Thursday June 15, 2006
Jan de Leeuw on Psychometrics. Lots of disciplines, generically discipline foo, have Foometrics. Classic Jan. Most psychometricians use SPSS, some SAS; not a lo of interactino between psychometrics and statistics (“…historical reasons, most of them silly”). Psychometric software distributed by incorporating it as modules in standard packages (SPSS, SAS, Stata); guarantees good distribution, some money, but certainly not efficient computation (e.g., CATEGORIES for CA in SPSS, CALIS for SEM in SAS, gllamm in Stata). Standalone: SEM packages like LISREL, EQS, M_PLUS, AMOS, or MLA packages like HLM, ML-WIN (standalone companies, by psychometricians, who work for universities, and so are poor, and are trying to make some money). Black-box, proprietary; machinery completely hidden (because it is proprietary); but models/programs complicated, many parameters, complicated optimizations, doubtful standard errors (simple stuff in SAS/Stata/SPSS, hence harder stuff in commerical products). Hence, R in psychometrics has advantages:
- distance to academic statistics becomes smaller
- software is more transparent, driven by interpreted code. Reproducible results are more likely
- one can teach with R. One teach SAS, but one cannot teach with SAS, or LISREL
- Software should be free
psychoR; “let a thousand flowers bloom”. http://www.cuddyvalley.org/psychoR. Special issues of Journal of Statistical Software.
- simple and multiple correspondence analysis: MASS, FactoMineR, homals. ade4, PTAk; homals to become gifi. distaccoc, scalassoc, singlepeaked, logithom (IRT variants).
- ltm simple Rasch model (and extensions). mprobit. logistic IRT in VGAM. simple unifying algorithm for doing lots of latent variable models, including most IRT models.
- factor analysis: factanal in stats. MCMCpack (!) ordinal and mixed factor models. Related to IRT. See also homals
- three-mode analysis: PTAk, various form of k-mode component…
- SEM: sem (R package) using the RAM specification. Needs a lot of add-ons to compete with the stand-alone SEM packages.psychoR does least squares SEM.
- multidimensional scaling: non-metric MDS in MASS, labdsv, ecodist, vegan and xgobi/ggobi. Kruskal-type least squares loss functions. Classic Torgerson metric MDS, and principal coordinate analysis (Gower) in …. psychoR has metric and non-metric least squares multidimensional scaling.
- HLM and LogLin not discussed because they are mostly outside Psychometrics…
Brian Everitt: Cluster analysis. I.J.Good 1965, why/what is cluster analysis? Last given reason, “for fun”…! Role of cluster analysis as a clinical, diagnostic tool in psychology. Thorndike, Psychometrika 1953 18:267-276. Pretty funny. Friedman and Rubin: JASA, 1968? Data-mining once a perjorative!
Break-out: Olivia Lau doing Zelig. Hmmm.
Claudio Agostinelli, Circular data, cool pictures.

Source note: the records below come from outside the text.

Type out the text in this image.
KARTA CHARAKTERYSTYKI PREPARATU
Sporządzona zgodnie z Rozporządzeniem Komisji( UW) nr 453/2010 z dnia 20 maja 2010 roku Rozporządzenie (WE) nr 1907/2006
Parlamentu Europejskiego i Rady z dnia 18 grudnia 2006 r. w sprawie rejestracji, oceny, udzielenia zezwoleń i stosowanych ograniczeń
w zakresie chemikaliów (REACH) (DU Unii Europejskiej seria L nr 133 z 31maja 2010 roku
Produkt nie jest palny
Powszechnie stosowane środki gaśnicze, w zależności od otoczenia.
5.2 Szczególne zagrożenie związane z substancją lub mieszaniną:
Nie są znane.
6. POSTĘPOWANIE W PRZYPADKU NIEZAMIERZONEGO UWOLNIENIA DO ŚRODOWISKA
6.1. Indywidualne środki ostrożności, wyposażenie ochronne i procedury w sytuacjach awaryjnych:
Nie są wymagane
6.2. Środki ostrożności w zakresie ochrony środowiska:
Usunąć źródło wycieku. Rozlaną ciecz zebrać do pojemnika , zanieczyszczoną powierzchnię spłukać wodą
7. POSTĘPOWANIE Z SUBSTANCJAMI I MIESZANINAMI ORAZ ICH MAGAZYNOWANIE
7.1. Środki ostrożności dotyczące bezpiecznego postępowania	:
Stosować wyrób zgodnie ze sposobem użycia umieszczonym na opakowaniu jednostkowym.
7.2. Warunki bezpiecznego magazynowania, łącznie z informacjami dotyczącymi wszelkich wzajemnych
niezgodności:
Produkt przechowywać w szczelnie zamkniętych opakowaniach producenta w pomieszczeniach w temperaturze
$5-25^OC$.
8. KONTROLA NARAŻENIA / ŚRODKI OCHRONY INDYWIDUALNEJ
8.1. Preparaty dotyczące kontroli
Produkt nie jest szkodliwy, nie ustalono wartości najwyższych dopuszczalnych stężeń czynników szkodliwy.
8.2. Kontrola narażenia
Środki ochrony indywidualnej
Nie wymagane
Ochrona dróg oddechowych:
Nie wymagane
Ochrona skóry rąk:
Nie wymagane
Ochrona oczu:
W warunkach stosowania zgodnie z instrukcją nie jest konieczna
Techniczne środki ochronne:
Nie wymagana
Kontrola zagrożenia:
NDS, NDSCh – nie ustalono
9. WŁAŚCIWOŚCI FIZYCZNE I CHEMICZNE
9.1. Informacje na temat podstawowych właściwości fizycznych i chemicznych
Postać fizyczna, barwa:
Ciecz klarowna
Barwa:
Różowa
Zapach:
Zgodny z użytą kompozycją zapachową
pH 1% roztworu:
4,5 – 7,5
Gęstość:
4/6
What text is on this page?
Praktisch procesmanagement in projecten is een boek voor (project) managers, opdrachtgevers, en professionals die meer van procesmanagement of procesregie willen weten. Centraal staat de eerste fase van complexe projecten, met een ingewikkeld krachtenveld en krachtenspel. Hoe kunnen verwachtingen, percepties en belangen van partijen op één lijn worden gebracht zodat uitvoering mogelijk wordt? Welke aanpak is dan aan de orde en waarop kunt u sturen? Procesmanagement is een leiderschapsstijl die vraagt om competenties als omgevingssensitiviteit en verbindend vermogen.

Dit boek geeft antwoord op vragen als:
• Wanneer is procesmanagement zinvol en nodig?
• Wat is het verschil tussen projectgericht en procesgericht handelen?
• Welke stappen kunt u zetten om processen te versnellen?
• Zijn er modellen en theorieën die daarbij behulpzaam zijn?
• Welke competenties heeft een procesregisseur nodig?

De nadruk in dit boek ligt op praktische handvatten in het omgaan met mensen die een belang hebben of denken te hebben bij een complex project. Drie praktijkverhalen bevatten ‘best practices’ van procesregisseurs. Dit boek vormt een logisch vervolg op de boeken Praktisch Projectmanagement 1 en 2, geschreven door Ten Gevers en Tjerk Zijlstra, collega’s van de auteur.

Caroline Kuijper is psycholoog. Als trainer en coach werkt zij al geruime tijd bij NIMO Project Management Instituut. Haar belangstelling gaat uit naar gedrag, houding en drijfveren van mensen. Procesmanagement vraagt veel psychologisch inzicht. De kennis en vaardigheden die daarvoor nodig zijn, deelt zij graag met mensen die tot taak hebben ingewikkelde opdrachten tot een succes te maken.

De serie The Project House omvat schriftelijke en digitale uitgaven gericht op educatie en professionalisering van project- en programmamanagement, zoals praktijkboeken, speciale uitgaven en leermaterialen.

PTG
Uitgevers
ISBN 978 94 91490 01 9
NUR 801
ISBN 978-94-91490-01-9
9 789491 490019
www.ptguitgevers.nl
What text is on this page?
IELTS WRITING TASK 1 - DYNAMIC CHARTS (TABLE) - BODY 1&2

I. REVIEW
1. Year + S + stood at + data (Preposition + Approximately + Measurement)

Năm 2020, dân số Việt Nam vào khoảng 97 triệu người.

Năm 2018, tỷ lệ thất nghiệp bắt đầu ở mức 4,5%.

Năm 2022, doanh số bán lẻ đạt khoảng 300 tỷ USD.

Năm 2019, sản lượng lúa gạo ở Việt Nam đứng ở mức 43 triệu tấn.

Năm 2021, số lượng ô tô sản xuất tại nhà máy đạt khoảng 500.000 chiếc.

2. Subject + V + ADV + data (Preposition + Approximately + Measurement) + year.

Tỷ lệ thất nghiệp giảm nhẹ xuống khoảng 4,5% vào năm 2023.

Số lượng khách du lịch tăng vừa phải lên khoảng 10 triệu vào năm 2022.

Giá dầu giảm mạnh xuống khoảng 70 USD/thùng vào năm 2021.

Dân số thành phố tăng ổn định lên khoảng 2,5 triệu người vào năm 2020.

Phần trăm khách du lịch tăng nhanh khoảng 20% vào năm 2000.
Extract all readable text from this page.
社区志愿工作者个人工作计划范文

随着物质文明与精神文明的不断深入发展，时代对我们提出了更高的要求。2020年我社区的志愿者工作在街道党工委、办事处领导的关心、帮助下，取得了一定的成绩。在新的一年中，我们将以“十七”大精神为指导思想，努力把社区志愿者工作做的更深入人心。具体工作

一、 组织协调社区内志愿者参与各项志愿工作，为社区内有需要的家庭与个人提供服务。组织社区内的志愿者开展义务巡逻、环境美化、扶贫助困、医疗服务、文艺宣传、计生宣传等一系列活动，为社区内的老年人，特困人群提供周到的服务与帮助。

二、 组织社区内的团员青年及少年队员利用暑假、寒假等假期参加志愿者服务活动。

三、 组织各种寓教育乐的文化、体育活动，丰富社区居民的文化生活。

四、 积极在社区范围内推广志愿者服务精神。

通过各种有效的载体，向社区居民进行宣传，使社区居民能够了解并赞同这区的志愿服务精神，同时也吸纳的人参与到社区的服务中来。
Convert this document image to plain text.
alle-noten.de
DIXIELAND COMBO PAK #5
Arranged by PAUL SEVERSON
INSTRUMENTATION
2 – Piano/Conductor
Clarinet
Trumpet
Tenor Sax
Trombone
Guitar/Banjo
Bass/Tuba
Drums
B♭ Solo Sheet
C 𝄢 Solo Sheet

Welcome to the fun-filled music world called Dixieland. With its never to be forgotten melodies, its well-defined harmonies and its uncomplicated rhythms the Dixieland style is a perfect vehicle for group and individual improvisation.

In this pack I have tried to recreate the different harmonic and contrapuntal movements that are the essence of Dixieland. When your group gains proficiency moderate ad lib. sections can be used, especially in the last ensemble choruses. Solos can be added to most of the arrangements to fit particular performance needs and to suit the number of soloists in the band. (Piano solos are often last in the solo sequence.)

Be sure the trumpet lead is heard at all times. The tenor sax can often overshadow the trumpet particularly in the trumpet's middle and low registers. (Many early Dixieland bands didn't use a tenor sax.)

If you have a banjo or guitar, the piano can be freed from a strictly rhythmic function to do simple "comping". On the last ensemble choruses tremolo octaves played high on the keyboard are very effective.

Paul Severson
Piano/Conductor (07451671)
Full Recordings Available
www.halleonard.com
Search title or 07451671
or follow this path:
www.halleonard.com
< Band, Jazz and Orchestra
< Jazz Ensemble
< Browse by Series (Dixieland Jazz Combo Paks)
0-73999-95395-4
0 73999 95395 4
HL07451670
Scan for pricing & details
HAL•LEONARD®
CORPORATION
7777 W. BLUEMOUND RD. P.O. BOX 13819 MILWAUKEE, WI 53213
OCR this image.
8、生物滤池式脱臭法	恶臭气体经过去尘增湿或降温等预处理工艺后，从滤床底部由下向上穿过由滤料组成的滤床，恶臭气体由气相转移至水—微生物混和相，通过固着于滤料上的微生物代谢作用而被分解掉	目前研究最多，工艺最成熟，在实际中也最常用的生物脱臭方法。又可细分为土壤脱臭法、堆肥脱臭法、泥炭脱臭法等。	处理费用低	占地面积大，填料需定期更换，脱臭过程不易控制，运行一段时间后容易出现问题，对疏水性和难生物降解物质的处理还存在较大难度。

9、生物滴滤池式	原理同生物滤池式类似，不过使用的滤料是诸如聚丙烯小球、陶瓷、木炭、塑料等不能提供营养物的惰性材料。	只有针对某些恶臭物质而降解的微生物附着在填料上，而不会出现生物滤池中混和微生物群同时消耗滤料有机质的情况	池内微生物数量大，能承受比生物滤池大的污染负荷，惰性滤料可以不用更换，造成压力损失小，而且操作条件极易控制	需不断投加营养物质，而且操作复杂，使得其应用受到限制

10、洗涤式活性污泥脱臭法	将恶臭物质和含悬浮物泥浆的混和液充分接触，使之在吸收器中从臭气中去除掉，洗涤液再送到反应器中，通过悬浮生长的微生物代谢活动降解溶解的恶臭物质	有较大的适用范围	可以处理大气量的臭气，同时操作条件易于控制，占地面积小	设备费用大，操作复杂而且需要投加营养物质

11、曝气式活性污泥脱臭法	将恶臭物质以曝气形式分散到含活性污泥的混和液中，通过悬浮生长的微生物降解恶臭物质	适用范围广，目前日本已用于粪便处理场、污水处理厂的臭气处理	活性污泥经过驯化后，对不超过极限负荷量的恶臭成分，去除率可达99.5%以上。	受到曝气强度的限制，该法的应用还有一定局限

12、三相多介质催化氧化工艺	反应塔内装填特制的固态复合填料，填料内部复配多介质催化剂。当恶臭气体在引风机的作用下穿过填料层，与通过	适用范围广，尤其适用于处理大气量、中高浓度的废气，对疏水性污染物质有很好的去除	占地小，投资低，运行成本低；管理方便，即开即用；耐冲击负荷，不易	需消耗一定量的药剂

Kevin Quinn, on MCMCpack. Why not use WinBUGS, JAGS, OpenBugs? Black-box feel of WinBUGS, slow, warning messages about WinBUGS giving wrong answers. [SDJ: sure, but isn’t MCMCpack black-box-ish — this is kind of a generic tension in statistical software design, easy to use tends to “black box”…] Kevin shows the IRT setup. Example 2: work in progress, Bayes Factors for Model Comparison, different methods for marginal likelihood computation (e.g., Chib95). BayesFactor function, nice. Example 3: single block Metropolis sampling for a user-defined model; user supplies a function that returns log-posterior density, their function then does Metropolis (worked example was negative binomial regression)
Get some IRT data from http://work.psych.uiuc.edu/irt/downloads.asp
Pat Burns: random portfolios, back-testing. Permutation tests, an amount of money in each asset (usually a constraint, such as only 100 stocks you can have a position in). Permute the amounts in each asset. 6 lines of R. Permuted portfolios have volatilities that are too high; real portfolios have constraints. E.g., non-negative weights (no shorting), weights lie in some bounds, liquidity constraints, limit constraints, threshold constraints. Random portfolios now amount to random sampling in the set of constrained portfolios. “Easy to say, hard to do”. Use a genetic algorithm, typically. 6 lines of R to several thousand lines of C code. R used as a visualization tool on the back-end.
and this guy just came up to me, saw that I had been blogging earlier in the day, and inquired as to whether I was into blogging aggregators. planet planet, he mentioned. looks interesting.